The no-make-up make-up look has been an ongoing trend in recent years, counteracting that of the heavily contoured and matte faces circa mid-2010s. Whether it is being called dolphin skin, glass skin or glazed donut skin, that dewy glow has dominated with an increased focus has been placed on ‘skin-first’ – prep prior to the application of make-up that ensures a bright, glowing base.
Although the ‘natural beauty’ look comes with its own set of issues – for one, the amount of time, money and energy that it takes to maintain a perfect dewy, glowing complexion can be extensive – at it’s best, it embodies an idea of self-acceptance and a simplicity that doesn’t require millions of products to achieve. The look has been a staple on the runway recently including this season at Molly Goddard where the models had bare, dewy skin thanks to natural skincare brand Emma Lewisham.
FLUSHED CHEEKS AND LIPS
If you look at all the micro-trends of the last year or so – from coquette balletcore and cottagecore make-up to the strawberry girl and tomato girl aesthetic, crying girl, cold girl, sunburnt girl, and so on – what they all have in common is the rosy, blush-brushed cheeks and peach or pink lips that mirror the ultra-feminine, romantic beauty looks seen on the girls from Picnic at Hanging Rock.
On TikTok, these looks often follow the same formula: skin is kept soft, simple, and set with powder and eyes are accentuated with white eyeliner on the waterline for a doe-eyed effect. Liquid blush has seen a huge surge in popularity, in part because of these trends. Selena Gomez’s brand Rare Beauty has sold $70 million in blush, while products like Charlotte Tilbury’s Beauty Blush Wands, Benetint and Ciaté London Dewy Blush Tint have all seen success on social media as well.

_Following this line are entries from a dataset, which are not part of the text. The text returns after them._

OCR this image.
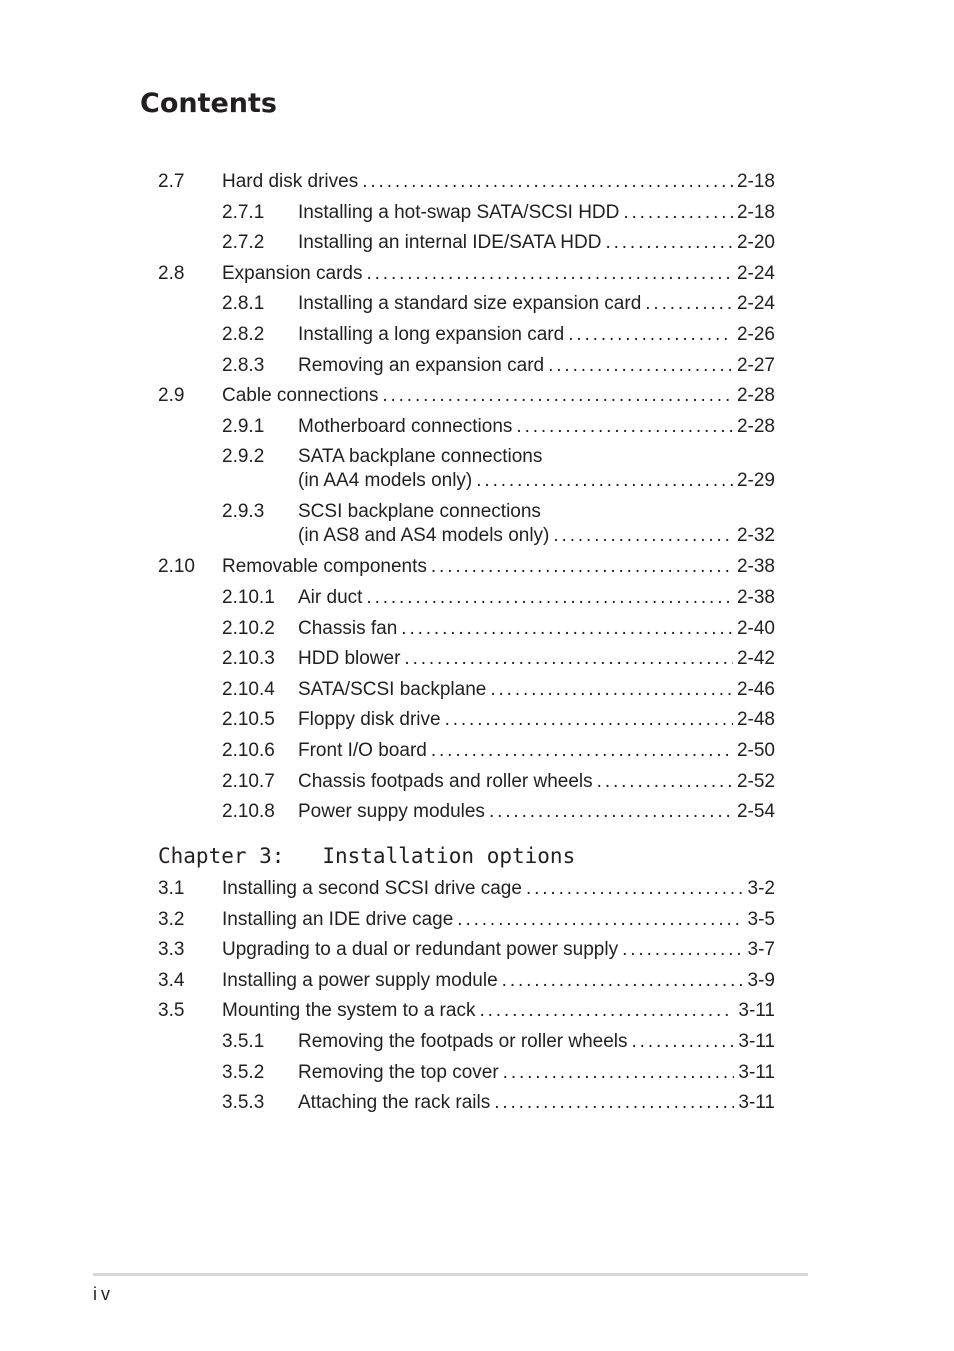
Contents
2.7 Hard disk drives . . .	2-18
2.7.1 Installing a hot-swap SATA/SCSI HDD . . .	2-18
2.7.2 Installing an internal IDE/SATA HDD . . .	2-20
2.8 Expansion cards . . .	2-24
2.8.1 Installing a standard size expansion card . . .	2-24
2.8.2 Installing a long expansion card . . .	2-26
2.8.3 Removing an expansion card . . .	2-27
2.9 Cable connections . . .	2-28
2.9.1 Motherboard connections . . .	2-28
2.9.2 SATA backplane connections
(in AA4 models only) . . .	2-29
2.9.3 SCSI backplane connections
(in AS8 and AS4 models only) . . .	2-32
2.10 Removable components . . .	2-38
2.10.1 Air duct . . .	2-38
2.10.2 Chassis fan . . .	2-40
2.10.3 HDD blower . . .	2-42
2.10.4 SATA/SCSI backplane . . .	2-46
2.10.5 Floppy disk drive . . .	2-48
2.10.6 Front I/O board . . .	2-50
2.10.7 Chassis footpads and roller wheels . . .	2-52
2.10.8 Power suppy modules . . .	2-54
3.1 Installing a second SCSI drive cage . . .	3-2
3.2 Installing an IDE drive cage . . .	3-5
3.3 Upgrading to a dual or redundant power supply . . .	3-7
3.4 Installing a power supply module . . .	3-9
3.5 Mounting the system to a rack . . .	3-11
3.5.1 Removing the footpads or roller wheels . . .	3-11
3.5.2 Removing the top cover . . .	3-11
3.5.3 Attaching the rack rails . . .	3-11
Chapter 3:   Installation options
iv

Where today’s Gen Zers are using Too Faced or lip tints from Wonderskin for the perfect pout, outtakes from the film see the girls of Appleyard brushing red flower petals against their lips to add a pink tint. Prior to TikTok’s obsession with the trend, Picnic at Hanging Rock’s beauty influence can be seen in films such as Romeo + Juliet, Lost in Translation and Little Women.